A strong test of the ability of a model to learn important features for a function, such as localization, is using the model for design. The authors built on ProtGPS to create a design algorithm, which additionally restrained sequences to those sharing known properties of IDRs (considered important for condensate localization) and sampling from natural proteins, in order to generate “new” proteins that could target desired condensates. Similar approaches have previously been used to design synthetic intrinsically disordered proteins with specific features that drive their localization to organelles and condensates.8 The authors generated ten 100-residue-long sequences that were predicted to incorporate into the nucleolus. Co-expression of the designed sequences and a nucleolar marker, NPM1, resulted in high enrichment of four of the ten in the nucleolus while the remaining six were enriched to a lesser degree. Using ten designed sequences predicted to localize to nuclear speckles, however, did not lead to observable enrichment in speckles. While this illustrates the challenge of designing condensate-localizing sequences, for two of the ten, cytoplasmic condensates containing the designed protein and mislocalized nuclear speckle marker protein were seen, showing that the model has learned about speckle protein features.

A long-standing question is how disease-linked mutations found in IDRs drive functional changes in cells. There is growing appreciation for the potential effects of disease-linked variants in disordered regions on localization to condensates and condensate properties.9 Previous work from the Young lab identified thousands of disease-linked mutations in condensate-associated proteins that are predicted to affect condensate formation or behavior.10 Thus, a possible explanation for how mutations in IDRs promote disease is that they lead to mislocalization of condensate-targeted proteins. To test this exciting possibility, the authors used ProtGPS to predict significant changes in localization of disease-linked missense or truncation variants. They identified ten missense and ten truncation variants of proteins predicted by ProtGPS to perturb well-described normal cellular localization. Expression of fluorescently tagged variants in cells confirmed marked changes in condensate localization compared to wild-type protein, pointing to the ability of ProtGPS to predict the effect of mutations on targeting condensates.
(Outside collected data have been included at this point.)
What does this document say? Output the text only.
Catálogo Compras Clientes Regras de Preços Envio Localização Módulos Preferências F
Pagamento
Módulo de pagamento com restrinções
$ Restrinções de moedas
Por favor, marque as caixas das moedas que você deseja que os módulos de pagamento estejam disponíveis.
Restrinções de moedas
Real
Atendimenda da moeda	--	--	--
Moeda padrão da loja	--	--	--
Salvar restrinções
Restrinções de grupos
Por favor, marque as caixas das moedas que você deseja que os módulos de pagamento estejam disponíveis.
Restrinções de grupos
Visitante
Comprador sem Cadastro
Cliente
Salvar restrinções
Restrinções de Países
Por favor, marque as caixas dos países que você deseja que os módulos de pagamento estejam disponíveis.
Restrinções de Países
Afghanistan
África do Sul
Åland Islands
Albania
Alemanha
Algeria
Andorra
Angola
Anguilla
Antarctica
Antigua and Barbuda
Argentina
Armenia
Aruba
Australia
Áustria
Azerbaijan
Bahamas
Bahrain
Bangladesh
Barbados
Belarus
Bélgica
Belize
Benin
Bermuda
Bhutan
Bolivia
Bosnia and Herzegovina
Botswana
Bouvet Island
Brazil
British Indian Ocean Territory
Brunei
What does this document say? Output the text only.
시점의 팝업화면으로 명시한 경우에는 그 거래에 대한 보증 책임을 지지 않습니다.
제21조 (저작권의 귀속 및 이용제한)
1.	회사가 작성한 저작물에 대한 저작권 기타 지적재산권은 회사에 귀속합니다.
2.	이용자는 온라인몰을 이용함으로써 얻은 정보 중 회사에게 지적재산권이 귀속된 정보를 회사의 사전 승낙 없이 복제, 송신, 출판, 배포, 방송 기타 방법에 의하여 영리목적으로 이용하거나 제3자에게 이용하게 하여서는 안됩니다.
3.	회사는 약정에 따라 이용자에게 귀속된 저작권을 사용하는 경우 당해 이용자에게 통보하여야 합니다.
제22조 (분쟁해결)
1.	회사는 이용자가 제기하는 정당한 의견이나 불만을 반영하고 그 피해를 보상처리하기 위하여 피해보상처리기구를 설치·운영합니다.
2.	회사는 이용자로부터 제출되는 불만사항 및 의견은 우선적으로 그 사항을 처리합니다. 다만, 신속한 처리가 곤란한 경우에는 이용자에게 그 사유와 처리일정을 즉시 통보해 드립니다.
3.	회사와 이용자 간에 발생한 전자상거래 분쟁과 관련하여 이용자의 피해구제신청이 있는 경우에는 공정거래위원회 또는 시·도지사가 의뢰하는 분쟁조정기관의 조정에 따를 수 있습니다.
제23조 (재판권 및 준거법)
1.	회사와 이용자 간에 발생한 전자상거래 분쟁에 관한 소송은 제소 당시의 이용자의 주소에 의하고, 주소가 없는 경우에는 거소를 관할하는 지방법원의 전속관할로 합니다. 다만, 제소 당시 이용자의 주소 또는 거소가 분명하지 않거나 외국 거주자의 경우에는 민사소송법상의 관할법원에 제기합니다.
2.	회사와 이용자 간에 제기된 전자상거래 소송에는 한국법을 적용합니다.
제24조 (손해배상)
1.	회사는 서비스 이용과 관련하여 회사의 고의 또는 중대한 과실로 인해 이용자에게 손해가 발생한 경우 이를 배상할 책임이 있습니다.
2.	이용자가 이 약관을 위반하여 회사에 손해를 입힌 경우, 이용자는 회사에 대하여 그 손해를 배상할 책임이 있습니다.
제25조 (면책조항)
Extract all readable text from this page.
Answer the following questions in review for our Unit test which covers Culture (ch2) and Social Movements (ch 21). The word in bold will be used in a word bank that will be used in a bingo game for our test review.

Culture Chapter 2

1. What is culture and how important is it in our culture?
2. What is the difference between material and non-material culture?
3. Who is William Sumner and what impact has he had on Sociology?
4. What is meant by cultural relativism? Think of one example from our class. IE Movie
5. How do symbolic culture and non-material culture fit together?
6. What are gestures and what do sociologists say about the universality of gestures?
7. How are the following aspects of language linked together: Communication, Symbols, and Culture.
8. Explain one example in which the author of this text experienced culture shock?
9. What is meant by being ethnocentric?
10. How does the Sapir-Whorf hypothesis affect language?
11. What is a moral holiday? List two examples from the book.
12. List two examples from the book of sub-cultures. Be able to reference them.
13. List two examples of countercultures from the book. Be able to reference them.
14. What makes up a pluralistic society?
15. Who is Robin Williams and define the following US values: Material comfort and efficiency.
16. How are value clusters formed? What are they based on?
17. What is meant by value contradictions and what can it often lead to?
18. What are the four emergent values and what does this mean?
Being able to predict protein localization in the complex cellular environment based solely on known sequences is an important step that will demonstrate a deep understanding of functional cellular organization, as well as provide hypotheses to guide experiments. To date, success in predicting condensate localization has been limited, due to our knowledge base of only a small subset of functional protein condensates, as well as the confounding impact of post-translational modifications, cellular conditions, and expression levels, including for other protein and nucleic acid binding partners. ProtGPS offers a potentially expandable machine learning model that can, in principle, be used to probe protein localization to any of the 100s of condensates identified in recent years11 with appropriate training data. This will be incredibly useful for studying diseases linked with condensates, including neurodegenerative disorders and cancer. Building on the ability of ProtGPS to predict localization of disease-linked mutants, further development is needed to understand how mutations in condensate-localizing proteins alter the ability of other proteins to co-localize in condensates, as recently observed with autism spectrum disorder-linked Shank2 variants and FMRP.12

The inclusion of training set family members in the ProtGPS model exploits the evolutionary conservation of disordered region sequence features that specify condensate localization and other functional attributes,3 parallel to the conservation of sequences that specify protein folds. Successes of tools such as ProtGPS that use such disordered region sequence features for prediction and design highlight the importance of these features for encoding functional protein localization within the dense cellular milieu.